Another study looking at time of presentation for STEMI patients offered more of a mixed bag, but ruffle through the findings and you see some positive trends. The researchers analyzed data submitted to the Acute Coronary Treatment and Intervention Outcomes Network-Get With The Guidelines (ACTION-GWTG) registry to determine if quality improvement initiatives that call for timely treatment had an impact.

Physicians treated almost two-thirds of the patients in the study during off-hours, which covered evenings, weekends and holidays. On several measures, care for off-hour and on-hour presentation was similar, including aspirin within 24 hours and median door-to-ECG times.

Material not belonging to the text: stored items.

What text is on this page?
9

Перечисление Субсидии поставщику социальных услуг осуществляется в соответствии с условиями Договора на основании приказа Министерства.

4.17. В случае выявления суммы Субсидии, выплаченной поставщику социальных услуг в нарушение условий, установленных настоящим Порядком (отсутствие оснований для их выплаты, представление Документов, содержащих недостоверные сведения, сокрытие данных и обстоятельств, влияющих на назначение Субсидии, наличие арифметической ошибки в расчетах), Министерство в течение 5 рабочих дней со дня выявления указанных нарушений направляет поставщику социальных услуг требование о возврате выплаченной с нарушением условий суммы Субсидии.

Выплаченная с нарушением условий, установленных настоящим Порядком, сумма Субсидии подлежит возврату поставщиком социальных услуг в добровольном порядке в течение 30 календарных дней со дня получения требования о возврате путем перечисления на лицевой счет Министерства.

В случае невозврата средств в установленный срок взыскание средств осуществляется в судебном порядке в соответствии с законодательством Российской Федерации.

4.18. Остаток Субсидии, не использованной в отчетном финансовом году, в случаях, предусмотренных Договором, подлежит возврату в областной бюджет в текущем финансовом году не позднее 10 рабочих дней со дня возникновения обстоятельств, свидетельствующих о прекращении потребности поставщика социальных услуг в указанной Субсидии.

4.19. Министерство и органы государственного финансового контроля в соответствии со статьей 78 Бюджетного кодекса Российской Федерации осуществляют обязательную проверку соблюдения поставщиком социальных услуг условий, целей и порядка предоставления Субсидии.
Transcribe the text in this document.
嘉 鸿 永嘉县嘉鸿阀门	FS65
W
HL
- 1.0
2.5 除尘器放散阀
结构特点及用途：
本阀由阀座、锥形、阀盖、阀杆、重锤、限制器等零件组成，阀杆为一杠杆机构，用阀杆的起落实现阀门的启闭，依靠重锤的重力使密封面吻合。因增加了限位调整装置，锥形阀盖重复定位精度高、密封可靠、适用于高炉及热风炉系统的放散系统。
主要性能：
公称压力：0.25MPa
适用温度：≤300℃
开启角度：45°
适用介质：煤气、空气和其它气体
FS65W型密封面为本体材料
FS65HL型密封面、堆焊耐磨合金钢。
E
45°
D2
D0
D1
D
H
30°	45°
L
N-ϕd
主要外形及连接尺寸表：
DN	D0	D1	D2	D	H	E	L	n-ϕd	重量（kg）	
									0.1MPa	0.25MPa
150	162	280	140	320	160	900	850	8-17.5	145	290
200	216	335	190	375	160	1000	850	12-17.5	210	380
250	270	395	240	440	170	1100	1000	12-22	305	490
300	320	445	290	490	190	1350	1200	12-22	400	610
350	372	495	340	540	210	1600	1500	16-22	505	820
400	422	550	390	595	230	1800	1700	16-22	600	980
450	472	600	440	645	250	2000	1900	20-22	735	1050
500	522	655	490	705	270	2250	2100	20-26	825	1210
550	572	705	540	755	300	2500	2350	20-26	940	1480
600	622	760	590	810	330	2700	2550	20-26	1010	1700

But off-hours patients had a median door-to-balloon time of 72 minutes vs. 56 minutes for on-hours patients and they were less likely to meet the 90-minute window. This group also had a higher adjusted all-cause in-hospital mortality rate. Given the gap between on-hours and off-hours care, there is room for improvement.

Nonetheless, compared with previous studies that looked at these trends, the times for the various steps in treatment protocols appear to be shortening. This is one of the many incremental achievements that result in better and more efficient care every day.